In this study, functional outcome could be predicted at one year correctly in 73% of the patients using relatively simple entry measures as pain, HAQ and DAS score. No relation was found between sociodemographic factors and entry HAQ score. This is in contrast with the findings of Vliet Vlieland25 who concluded that a low level of education was correlated to a high number of erosions and a high HAQ score at entry.
Van der Heide et al 26 similarly concluded that disability at one year could be predicted correctly for 79% of the patients by entry HAQ and pain. The majority of studies of early arthritis confirm that initial functional status is the most important predictor of functional capacity at one year or more with an accuracy between 67% and 80%.4 5 11 19 26 As the HAQ at entry is the most powerful predictor of the HAQ after one year, other variables that are highly correlated with the HAQ will lose predictive power in the stepwise logistic regression analysis and therefore may not be included in the model. In this study, this is illustrated by the DAS at entry, which shows a strong correlation with the HAQ at one year in the univariate analysis. Therefore, the DAS remains an important predictor of future functional status next to the HAQ.
Several authors confirm the association between CRP, DAS score and HAQ score, but found other significant variables as well.5 11 19 27 28 Other factors associated with a high HAQ score are: female sex, a longer disease duration and large joint involvement (at one year)19; patient's global assessment of disease activity, morning stiffness and grip strength (at two years)5 and a positive IgM-RF (at six years).11 After a 12 year follow up age, female sex and radiological progression4 show a correlation with the HAQ.

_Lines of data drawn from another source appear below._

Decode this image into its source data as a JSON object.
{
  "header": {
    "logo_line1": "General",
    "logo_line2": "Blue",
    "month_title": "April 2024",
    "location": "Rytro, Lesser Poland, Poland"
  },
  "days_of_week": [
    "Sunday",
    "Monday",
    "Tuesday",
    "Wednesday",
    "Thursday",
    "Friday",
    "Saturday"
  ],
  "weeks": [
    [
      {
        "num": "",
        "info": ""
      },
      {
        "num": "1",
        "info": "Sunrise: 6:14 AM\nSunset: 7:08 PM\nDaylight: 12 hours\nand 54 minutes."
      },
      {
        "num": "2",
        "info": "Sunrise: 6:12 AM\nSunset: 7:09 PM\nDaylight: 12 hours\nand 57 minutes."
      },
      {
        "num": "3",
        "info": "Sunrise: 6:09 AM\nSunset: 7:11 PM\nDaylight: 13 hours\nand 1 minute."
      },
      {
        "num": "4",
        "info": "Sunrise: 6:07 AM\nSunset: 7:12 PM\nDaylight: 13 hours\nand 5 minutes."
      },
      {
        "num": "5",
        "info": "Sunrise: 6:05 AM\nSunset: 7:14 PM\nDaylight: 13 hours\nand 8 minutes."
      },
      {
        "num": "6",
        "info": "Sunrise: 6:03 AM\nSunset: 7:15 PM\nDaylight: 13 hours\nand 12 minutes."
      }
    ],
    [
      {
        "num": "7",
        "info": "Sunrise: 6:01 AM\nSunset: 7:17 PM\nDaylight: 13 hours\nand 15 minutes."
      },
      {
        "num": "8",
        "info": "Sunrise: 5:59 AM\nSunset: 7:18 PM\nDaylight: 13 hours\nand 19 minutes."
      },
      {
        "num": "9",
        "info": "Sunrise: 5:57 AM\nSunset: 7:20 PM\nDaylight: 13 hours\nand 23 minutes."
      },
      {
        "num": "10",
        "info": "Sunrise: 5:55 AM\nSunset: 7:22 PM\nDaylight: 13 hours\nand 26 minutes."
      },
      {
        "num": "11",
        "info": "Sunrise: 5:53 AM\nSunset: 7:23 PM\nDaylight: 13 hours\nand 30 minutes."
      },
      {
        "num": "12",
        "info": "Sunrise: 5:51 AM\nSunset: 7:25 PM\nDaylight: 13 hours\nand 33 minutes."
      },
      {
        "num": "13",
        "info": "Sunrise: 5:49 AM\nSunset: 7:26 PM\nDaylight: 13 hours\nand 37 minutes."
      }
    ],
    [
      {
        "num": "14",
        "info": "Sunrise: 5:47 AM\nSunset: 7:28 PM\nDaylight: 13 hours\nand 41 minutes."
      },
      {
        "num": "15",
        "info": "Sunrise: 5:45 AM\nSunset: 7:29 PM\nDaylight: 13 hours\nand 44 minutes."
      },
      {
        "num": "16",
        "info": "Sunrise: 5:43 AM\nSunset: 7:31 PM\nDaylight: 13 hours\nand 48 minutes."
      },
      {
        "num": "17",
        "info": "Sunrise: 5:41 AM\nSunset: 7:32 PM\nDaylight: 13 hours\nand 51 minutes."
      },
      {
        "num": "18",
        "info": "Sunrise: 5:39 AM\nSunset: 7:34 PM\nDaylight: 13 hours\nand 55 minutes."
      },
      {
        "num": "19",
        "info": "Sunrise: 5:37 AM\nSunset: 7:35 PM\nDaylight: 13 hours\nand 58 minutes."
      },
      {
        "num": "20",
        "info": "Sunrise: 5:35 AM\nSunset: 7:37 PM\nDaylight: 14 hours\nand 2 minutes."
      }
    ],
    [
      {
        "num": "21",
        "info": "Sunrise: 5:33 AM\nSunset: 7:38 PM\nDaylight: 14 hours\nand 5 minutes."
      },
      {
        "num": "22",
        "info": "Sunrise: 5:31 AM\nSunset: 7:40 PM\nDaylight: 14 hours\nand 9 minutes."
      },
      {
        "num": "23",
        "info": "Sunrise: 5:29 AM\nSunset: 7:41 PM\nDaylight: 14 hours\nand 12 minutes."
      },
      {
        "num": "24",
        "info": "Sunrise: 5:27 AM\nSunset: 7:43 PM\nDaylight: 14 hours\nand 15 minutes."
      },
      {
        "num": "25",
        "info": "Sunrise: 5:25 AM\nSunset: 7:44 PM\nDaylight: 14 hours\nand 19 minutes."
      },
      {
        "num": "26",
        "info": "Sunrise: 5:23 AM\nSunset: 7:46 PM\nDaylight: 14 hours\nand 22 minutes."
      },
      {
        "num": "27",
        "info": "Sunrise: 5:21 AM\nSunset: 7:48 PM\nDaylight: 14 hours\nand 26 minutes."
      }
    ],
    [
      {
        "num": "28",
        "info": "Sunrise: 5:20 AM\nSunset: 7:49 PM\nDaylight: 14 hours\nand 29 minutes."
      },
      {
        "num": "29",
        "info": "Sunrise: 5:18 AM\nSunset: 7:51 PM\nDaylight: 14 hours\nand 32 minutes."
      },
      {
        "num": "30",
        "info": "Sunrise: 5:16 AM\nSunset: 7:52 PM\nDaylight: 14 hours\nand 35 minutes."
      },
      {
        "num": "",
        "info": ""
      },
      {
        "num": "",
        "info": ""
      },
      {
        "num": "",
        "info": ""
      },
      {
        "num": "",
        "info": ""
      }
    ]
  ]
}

There seems to be a difference in nature of predictors of functional status between short-term and long term studies. This could explain why in contrast with Sherrer4 and van Zeben,11this study and another26 with shorter term of follow up, the radiological progression and IgM-RF were not found to be predictors of the HAQ score. The disease severity of our patients according to the percentage of patients with a positive rheumatoid factor and erosive disease did not differ much from other studies. The early RA patients of this study are comparable with another study on early RA in the Netherlands according to the number of IgM-rheumatoid factor positive patients.10
In conclusion, the most reliable predictors of functional status at one year were the HAQ score and the level of pain in this group of patients with early RA. Many disease activity parameters correlated significantly with the functional status at entry, whereas disease duration and sociodemographic characteristics did not. Referral seems to be prompted by severity rather than by duration of arthritis. This study demonstrates that the HAQ is highly correlated with the DAS during the first year. Therefore, a goal of treatment is to decrease the DAS as soon as possible to maintain functional capacity.
We thank Linda Zandbelt for her large contribution to the organisation of the Early Arthritis Clinic in Amsterdam and the collection of data.